Sigma algebra proof in measure theory

[Redsummers]

Homework Statement

Let \mathcal{A} be σ-algebra over a set X, and μ a measure in \mathcal{A}.

Let A_{n} \in \mathcal{A} with \sum_{n=1}^{\inf} \mu(A_{n})< \inf
Show that this implies
μ ({x \in X : x \in A_n for infinitely many n}) = 0 .

The Attempt at a Solution

I don't even see how is the measure 0 if the measure of all A_n is a finite number...
I guess that the measure we want to show μ=0 is related with some kind of topology that makes it 0. What do they mean by

μ ({x \in X : x \in A_n for infinitely many n}) ?

"The measure of the points x in the set X s.t. x is an element of A_n (which the measure of A_n is finite) for infinitely many n."

I can't see how is this measure zero, so if I don't have a minimum intution I can't even attack the problem.

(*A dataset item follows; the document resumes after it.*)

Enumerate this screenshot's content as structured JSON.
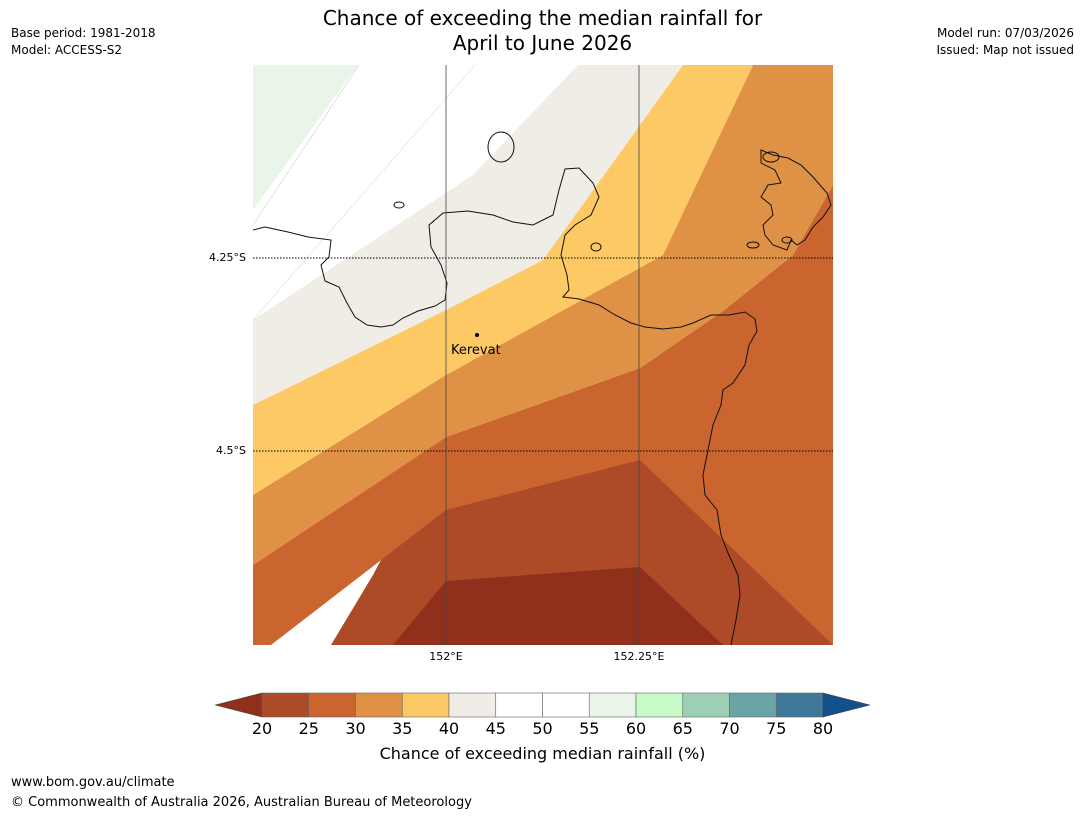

Any suggestions?PS: which was the way to write LaTeX so that I can write something along a non-LaTeX text and still seem of the same size? i.e. how to make LaTeX text smaller.

 

[Redsummers]

Ah, nevermind. I got it.
You just prove it by defining A_n as a ring of a circle B_n. That is, B_n is going to converge, so will A_n. (And n goes up to infinity in the union.) Hope that's on the right track.